Note that the leftmost point of the area is at the intersection of $x = - y$ and $x = 2 - {y}^{2}$ at $\left(- 2 , 2\right)$ and the rightmost is at the intersection of $x = 2 - {y}^{2}$ and the $x$-axis at $\left(2 , 0\right)$. Thus, we will consider integrals as $x$ goes from $- 2$ to $2$.

As the bounds of the area change at $x = 0$, we will split this problem into two integrals.

From $x = - 2$ to $x = 0$, the area is bounded above by $x = 2 - {y}^{2}$ and below by $x = - y$.

Solving for $y$ gives us the equations $y = \sqrt{2 - x}$ and $y = - x$ (note that we want the positive square root for our upper bound). Thus, we can represent this part of the area by the integral

${\int}_{- 2}^{0} \left(\sqrt{2 - x} - \left(- x\right)\right) \mathrm{dx} = {\int}_{- 2}^{0} \left(\sqrt{2 - x} + x\right) \mathrm{dx}$

$= {\left[- \frac{2}{3} {\left(2 - x\right)}^{\frac{3}{2}} + {x}^{2} / 2\right]}_{- 2}^{0}$

$= \left(- \frac{4 \sqrt{2}}{3} + 0\right) - \left(- \frac{16}{3} + 2\right)$

$= \frac{10 - 4 \sqrt{2}}{3}$

From $x = 0$ to $x = 2$, the area is still bounded above by $x = 2 - {y}^{2}$, but below by $y = 0$.

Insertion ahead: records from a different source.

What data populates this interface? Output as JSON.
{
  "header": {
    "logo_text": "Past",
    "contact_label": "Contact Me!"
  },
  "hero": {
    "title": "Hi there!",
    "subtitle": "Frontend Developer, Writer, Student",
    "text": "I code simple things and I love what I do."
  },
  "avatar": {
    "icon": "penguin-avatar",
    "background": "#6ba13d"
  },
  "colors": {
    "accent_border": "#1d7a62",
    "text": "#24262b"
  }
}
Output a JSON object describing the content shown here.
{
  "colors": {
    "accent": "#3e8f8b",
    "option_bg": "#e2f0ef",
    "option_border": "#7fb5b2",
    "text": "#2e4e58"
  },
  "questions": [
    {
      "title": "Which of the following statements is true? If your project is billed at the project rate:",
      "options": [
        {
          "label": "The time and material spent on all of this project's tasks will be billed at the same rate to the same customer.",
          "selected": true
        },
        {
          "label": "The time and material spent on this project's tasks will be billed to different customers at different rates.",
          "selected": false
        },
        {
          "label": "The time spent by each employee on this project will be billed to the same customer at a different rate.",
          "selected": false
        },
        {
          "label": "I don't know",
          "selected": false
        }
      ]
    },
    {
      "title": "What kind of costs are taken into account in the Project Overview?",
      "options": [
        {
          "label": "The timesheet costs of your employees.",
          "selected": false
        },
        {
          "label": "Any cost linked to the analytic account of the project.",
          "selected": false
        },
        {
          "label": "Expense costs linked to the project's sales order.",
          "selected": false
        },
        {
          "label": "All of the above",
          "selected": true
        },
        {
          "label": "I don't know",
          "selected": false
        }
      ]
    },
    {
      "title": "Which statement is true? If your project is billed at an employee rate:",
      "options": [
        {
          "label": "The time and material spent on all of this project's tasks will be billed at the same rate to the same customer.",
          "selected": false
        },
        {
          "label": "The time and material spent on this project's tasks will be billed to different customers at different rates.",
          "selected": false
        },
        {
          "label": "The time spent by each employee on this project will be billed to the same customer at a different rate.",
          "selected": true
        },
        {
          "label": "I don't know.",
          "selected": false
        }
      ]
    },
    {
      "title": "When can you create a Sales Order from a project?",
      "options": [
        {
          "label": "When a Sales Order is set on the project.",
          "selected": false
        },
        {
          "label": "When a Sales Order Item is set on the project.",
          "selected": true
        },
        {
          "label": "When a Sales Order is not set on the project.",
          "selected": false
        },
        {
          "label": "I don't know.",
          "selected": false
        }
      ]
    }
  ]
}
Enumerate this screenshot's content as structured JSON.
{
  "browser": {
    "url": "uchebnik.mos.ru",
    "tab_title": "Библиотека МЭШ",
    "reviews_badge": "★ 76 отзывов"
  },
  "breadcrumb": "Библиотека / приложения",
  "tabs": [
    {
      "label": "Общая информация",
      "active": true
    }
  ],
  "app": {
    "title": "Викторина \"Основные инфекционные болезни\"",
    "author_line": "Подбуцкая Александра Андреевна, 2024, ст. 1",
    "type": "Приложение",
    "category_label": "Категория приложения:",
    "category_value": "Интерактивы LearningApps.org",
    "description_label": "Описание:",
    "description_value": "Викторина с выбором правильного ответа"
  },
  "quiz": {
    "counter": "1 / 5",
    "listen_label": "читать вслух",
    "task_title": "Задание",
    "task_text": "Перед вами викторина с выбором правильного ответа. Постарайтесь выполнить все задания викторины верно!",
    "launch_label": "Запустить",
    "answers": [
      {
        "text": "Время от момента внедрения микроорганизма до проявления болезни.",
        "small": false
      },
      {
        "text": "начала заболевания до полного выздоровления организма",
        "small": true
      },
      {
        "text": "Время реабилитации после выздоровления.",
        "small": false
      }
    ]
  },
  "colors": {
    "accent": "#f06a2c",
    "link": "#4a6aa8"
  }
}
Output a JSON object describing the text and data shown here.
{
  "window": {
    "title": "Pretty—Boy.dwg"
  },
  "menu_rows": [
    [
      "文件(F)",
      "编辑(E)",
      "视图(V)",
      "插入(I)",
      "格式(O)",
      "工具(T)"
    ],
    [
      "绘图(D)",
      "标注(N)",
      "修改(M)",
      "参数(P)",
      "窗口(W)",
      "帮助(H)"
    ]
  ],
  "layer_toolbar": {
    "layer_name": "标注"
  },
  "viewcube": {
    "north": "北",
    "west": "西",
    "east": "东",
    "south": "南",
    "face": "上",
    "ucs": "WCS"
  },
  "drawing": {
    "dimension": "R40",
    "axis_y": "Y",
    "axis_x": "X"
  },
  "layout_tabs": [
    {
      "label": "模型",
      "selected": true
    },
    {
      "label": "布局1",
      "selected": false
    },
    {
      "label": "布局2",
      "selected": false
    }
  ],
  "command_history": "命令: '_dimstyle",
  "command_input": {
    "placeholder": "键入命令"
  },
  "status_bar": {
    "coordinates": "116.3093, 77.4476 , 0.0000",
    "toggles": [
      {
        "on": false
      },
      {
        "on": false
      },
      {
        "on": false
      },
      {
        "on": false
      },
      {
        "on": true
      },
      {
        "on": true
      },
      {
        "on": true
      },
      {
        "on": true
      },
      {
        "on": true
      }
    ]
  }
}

Once again rewriting $x = 2 - {y}^{2}$ as $y = \sqrt{2 - x}$, this gives us the integral

${\int}_{0}^{2} \left(\sqrt{2 - x} - 0\right) \mathrm{dx} = {\int}_{0}^{2} \sqrt{2 - x} \mathrm{dx}$

$= {\left[- \frac{2}{3} {\left(2 - x\right)}^{\frac{3}{2}}\right]}_{0}^{2}$

$= 0 - \left(- \frac{4 \sqrt{2}}{3}\right)$

$= \frac{4 \sqrt{2}}{3}$

Adding the two areas together, we get our total area:

$\frac{10 - 4 \sqrt{2}}{3} + \frac{4 \sqrt{2}}{3} = \frac{10}{3}$